Si bien sobre la muerte sólo sabía de un cadáver de canario, enterrado según indicaciones de Cafrune y Marito, en una cajita de madera a distancia muy escasa de un legendario laurel, pude entender perfectamente la hondura de su pena cuando me aseguró que frente al padre dormido pero muerto, tuvo la certeza de que el cuerpo es un envase, que lo importante es el alma que lo mueve.
A las pocas semanas de aquel vendaval, una carta de despedida resbaló por debajo de mi puerta. Entre otras cosas, escribió que su vida estaba hecha de llegadas y partidas, habló de un sueño imposible, echar raíces en algún lugar, confesó un sabor amargo ante este nuevo abandono y me dejó un pedacito de su corazón para que lo cuidara por si alguna vez regresaba a su ciudad natal.

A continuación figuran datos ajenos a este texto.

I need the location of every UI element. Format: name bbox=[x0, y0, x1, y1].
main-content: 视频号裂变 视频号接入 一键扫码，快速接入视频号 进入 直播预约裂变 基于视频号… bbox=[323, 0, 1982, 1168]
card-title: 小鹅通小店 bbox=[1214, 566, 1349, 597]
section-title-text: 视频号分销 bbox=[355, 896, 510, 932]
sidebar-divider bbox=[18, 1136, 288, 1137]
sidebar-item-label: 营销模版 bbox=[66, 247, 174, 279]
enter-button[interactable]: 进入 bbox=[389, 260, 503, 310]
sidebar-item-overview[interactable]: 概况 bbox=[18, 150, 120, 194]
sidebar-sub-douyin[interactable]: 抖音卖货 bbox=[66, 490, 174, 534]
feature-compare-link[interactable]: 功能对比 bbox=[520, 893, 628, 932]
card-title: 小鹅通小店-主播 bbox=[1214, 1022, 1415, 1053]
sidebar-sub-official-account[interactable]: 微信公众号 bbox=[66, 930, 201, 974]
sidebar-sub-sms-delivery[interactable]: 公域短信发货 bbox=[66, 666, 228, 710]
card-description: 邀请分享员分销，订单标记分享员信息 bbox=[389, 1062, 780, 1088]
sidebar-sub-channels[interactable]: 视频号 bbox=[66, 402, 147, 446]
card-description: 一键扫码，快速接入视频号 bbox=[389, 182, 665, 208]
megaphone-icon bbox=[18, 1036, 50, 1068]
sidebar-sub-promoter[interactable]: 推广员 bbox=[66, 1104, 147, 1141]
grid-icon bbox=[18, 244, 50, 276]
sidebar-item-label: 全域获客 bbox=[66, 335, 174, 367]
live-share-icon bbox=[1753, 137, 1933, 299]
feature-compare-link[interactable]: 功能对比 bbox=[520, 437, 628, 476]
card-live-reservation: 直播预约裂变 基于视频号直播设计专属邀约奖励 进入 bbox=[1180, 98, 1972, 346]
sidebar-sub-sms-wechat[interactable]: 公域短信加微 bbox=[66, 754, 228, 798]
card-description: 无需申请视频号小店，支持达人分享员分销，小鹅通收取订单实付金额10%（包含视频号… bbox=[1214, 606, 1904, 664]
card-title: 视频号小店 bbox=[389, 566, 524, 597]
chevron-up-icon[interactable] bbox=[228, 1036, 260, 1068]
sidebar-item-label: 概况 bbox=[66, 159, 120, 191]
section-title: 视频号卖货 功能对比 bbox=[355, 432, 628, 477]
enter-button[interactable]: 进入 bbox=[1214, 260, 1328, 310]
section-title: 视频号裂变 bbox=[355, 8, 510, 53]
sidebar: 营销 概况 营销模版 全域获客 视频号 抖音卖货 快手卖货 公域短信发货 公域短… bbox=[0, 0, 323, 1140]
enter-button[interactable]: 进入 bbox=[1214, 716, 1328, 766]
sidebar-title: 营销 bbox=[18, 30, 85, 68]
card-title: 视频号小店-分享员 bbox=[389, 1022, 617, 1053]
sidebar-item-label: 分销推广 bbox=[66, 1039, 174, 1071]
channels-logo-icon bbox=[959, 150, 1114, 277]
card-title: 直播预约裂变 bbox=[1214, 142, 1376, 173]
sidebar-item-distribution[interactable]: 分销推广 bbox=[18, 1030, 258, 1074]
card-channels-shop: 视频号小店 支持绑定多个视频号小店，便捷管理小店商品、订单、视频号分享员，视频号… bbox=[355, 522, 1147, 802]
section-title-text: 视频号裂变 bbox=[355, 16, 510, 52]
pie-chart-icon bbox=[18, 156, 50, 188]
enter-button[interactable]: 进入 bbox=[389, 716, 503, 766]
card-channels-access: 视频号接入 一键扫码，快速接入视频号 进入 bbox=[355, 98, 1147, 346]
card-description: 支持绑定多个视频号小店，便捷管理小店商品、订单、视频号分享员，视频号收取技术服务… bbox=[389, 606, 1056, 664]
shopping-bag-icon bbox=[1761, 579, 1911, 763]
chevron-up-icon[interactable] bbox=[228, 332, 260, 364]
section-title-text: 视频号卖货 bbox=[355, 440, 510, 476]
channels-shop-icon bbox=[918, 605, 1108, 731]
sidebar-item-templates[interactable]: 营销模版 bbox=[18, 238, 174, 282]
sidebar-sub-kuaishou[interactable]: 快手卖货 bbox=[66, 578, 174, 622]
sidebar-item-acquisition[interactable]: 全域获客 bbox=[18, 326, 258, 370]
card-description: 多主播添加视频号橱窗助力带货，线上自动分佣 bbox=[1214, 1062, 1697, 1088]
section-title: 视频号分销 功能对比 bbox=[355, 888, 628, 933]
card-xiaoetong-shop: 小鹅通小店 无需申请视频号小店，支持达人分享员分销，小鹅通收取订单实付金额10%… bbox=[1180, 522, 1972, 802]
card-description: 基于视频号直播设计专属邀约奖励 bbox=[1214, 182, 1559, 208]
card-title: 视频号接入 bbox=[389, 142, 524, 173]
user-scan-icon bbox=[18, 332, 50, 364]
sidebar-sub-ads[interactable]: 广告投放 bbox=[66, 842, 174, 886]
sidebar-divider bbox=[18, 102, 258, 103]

Hace mucho tiempo que no la espero, mas no sólo nunca la olvidé, también me acompañó y acompaña ante el adiós a cada ser querido o frente al tendal de diversas especies volteadas por distintas tempestades. La última sudestada tumbó al viejo jacarandá de mi cuadra destruyendo puerta, tapial y mampostería de la casa de Mariano.
Mi vecino, lejos de maldecir el hecho, se apenó por el final de su árbol que según explicó, gozaba de buena salud, por dicho motivo dolía mucho más el duelo de sus flores y sombra. Él mismo, con ayuda de algunos amigos, puso mano a la obra. Apiló prolijamente adentro de su vivienda las ramas cortadas con el fin de usarlas de leña, en cuanto al grueso tronco, que alguna vez fue retoño plantado por anónimas manos, lo dejó sobre la vereda cortado magistralmente en cuatro partes, dos cuartetos y dos tercetos.